Jean est médecin généraliste qui voit passer de tout dans son cabinet. Parfois, il aimerait en pleurer, mais il n’y arrive plus. Les larmes sont bloquées à l’intérieur depuis la mort de deux enfants, lui tout jeune et un autre, d’une crise d’épilepsie. Alors, il nous parle des patients qui emplissent sa salle d’attente à longueur de journée, des couples de personnes âgées qui se meurent l’un sans l’autre, des femmes martyrisées par leur mari, des maris manipulateurs, des enfants comme vecteurs des problèmes de leurs parents. Les larmes arriveront tout à la fin, quand il trouvera enfin un moment pour s’écouter. Je viens de croiser la route de Baptiste Beaulieu dans le livre de Mona Chollet. Médecin et écrivain, homosexuel assumé, ce qui d’ailleurs donne de très jolis passages, il se positionne contre le sexisme, l’homophobie et le racisme, thèmes fortement présents dans ce roman. Le texte n’épargne toutefois pas l’injonction permanente à la résilience et, je cite, “ces conneries de féminin sacré”. C’est un roman magnifique, j’ai ri, j’ai pleuré… Chez moi, les larmes ne sont pas restées coincées.

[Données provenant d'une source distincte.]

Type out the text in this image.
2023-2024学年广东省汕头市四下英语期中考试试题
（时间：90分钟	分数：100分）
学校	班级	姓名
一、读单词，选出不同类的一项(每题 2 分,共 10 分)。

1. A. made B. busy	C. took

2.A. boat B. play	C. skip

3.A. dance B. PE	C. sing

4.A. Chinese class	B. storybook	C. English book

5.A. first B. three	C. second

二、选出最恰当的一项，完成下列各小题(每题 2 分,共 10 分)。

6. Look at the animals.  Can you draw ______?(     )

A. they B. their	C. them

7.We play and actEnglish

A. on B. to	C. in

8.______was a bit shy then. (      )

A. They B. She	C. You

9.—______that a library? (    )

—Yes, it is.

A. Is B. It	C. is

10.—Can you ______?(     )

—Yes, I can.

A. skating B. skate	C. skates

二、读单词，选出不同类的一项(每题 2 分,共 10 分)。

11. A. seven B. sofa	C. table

“Vous vous souvenez de la maxime de Nietzsche: “Tout ce qui ne me tue pas me rend plus fort.” Oui, peut-être. Tant mieux. Pour certains, ça doit marcher. Mais pour les personnes que ça a rendu plus fragiles ? Plus sensibles ? Plus chancelantes ? Parfois, ce qui a été fait ne peut être défait, c’est comme ça. Ce qui ne nous tue pas nous brise en mille morceaux. Alors oui, c’est joli, la mosaïque, mais c’est long à assembler.”